This newspaper has been particularly critical about the rarely-seen-unless-there-is-an-election-afoot senator from North Carolina, Kay Hagan.

So it is only fair that we tell you that Sen. Hagan stopped in Wayne County Monday.

Her office called our office that morning to announce that she would be making a trip into Goldsboro to "thank her supporters" later that afternoon.

There are many reasons why it was not the right thing to do to rush down to meet the senator. The most important of them is that this visit was simply a publicity stunt.

The senator made news this weekend in the wake of her comments that President Barack Obama's administration has not acted quickly enough on the Veterans Administration health scandal.

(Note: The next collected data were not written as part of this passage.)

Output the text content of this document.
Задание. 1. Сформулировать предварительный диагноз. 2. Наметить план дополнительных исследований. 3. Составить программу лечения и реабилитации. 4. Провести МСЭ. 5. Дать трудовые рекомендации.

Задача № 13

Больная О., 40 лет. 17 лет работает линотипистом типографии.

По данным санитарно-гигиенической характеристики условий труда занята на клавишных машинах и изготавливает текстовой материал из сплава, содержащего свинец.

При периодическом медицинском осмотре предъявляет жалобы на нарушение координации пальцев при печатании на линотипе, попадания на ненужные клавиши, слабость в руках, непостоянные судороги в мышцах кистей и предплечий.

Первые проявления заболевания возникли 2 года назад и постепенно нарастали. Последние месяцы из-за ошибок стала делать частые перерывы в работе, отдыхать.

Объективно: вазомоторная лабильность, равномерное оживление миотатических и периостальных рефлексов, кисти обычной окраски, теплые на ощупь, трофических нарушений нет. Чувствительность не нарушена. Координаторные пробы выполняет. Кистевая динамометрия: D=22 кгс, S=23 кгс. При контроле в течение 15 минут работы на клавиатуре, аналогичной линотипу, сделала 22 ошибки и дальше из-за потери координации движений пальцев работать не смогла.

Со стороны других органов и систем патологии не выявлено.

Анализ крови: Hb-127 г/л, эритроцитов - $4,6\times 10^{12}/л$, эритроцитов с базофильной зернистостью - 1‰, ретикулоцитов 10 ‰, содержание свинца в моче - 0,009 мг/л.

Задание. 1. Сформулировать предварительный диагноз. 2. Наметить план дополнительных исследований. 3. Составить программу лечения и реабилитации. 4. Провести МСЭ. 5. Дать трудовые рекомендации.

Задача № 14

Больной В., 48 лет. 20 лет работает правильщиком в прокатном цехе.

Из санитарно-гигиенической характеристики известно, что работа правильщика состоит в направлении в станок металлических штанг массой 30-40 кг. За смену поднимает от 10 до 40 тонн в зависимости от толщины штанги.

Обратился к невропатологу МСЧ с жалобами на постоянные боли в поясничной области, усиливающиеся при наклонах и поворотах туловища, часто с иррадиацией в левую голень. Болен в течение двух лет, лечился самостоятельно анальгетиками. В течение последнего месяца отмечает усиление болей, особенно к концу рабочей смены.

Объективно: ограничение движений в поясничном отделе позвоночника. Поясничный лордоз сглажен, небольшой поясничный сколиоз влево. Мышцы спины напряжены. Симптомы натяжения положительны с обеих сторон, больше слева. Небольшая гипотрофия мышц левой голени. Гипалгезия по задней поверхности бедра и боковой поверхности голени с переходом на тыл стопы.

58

OK. Well, we hope that Sen. Hagan really means what she says. But is it just us or is it coincidental that those comments come months after the scandal broke -- not the first one that affected Wayne County, by the way -- and that the president's coattails are not such a good place to be anymore?

We would have loved to talk to Sen. Hagan -- as would, we suspect, many of her constituents, about real issues -- and not just the ones she wants to talk about.

We would like to hear her explanations about Obamacare, how she stands on the president's actions with regard to the Middle East and her dogged support of the president -- even when her state was against the measure for which she was casting her vote.

We would like to talk to her about her record and why the state of North Carolina should believe that she will speak her mind in the interest of her constituents when there is party pressure to do otherwise.

We would like to hear her vision for this nation and answers to questions about entitlement programs, budgets and political shenanigans in Washington.

But that isn't going to happen at a visit of a very short duration to "thank her supporters."

There is a reason Sen. Hagan's people are so busy buying up ad space. They are trying to change an image. But be wary of any slick-produced campaign commercial. It is selling a product, pure and simple -- and there is no real "truth in advertising" test.

And by the way, Republican Senate candidate Thom Tillis doesn't get off scot-free either.

We are waiting to see if he knows that North Carolina's major highways don't just go to Raleigh, Charlotte and Greensboro.